Intrachromosomal homologous recombination in human cells which differ in nucleotide excision-repair capacity

Abstract

To examine the mechanism of recombination and the role of DNA repair in this process, we transfected a plasmid carrying duplicated copies of the Herpes simplex virus I thymidine kinase (H tk) gene, each containing an 8 bp XhoI site inserted in a unique site and with the neo coding for geneticin resistance located between them, into tk-deficient human cell lines which differ in their ability to carry out nucleotide excision repair. One parental cell line has a normal level of repair activity; the second has an intermediate level, and the third has virtually no repair activity. Several geneticin-resistant transfectant cell strains from each parental line were isolated and assayed for the ability to undergo productive recombination giving rise to tk + cells. Approximately 25% of them could do so. Southern blot analysis of these transfectants indicated that the majority contained a single copy, or at most, two copies of the plasmid integrated into the chromosome.

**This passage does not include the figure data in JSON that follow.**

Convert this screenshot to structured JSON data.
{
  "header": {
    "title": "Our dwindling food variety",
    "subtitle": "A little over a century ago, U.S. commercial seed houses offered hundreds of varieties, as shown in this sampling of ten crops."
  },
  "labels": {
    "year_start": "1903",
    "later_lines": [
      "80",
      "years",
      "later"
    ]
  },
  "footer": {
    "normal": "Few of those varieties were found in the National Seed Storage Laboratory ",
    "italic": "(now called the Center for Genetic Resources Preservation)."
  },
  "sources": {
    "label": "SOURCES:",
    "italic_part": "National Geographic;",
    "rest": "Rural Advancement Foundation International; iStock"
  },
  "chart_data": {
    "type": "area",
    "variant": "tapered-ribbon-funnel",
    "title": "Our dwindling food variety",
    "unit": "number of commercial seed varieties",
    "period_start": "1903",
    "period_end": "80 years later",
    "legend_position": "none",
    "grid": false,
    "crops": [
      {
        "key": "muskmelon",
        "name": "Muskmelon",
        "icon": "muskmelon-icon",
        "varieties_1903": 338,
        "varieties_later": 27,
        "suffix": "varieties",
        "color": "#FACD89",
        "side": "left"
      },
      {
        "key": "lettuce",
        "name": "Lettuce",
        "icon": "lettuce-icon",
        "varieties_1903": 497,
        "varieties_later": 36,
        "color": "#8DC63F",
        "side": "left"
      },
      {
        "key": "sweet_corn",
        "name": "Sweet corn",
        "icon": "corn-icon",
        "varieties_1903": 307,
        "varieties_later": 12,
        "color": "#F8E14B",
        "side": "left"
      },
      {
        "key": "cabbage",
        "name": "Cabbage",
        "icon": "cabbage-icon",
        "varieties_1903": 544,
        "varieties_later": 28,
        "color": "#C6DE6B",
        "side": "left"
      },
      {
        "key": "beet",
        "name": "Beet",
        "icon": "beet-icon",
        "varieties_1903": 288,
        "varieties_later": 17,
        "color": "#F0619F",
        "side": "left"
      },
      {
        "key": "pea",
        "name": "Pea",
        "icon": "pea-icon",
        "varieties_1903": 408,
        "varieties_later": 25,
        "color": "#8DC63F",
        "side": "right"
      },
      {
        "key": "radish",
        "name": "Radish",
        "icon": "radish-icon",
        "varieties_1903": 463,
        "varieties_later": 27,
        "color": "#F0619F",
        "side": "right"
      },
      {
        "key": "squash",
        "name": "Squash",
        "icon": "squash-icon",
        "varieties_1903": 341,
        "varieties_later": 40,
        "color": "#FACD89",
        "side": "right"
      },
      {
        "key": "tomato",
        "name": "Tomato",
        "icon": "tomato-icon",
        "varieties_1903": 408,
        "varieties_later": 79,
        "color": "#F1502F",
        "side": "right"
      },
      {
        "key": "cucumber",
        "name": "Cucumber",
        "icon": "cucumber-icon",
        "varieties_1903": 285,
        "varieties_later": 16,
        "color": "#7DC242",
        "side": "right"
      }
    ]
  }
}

Fluctuation analysis tests to determine the rate of spontaneous recombination (events 3er 10 6 cells per cell generation) in the various cell strains showed that the rates ranged from 0.15 to 4.1 The mean rate for the cell strains derived from the repair-deficient cell line was 3.6; for those derived from the cells with an intermediate rate, it was 0.8; and for those with a normal rate of excision repair, it was 0.9. Southern blot analysis of tk + recombinants showed that in all cases, one of the H tk genes had become wild-type, i.e., XhoI-resistant. 90% of the recombinants retained the H tk gene duplication, consistent with non-reciprocal transfer of genetic information, i.e., gene conversion. The rest contained a single, wild-type H tk gene, consistent with a single reciprocal exchange within a chromatid or a single unequal exchange between sister chromatids. These cell strains will be useful for investigating the role of DNA damage and repair in homologous recombination.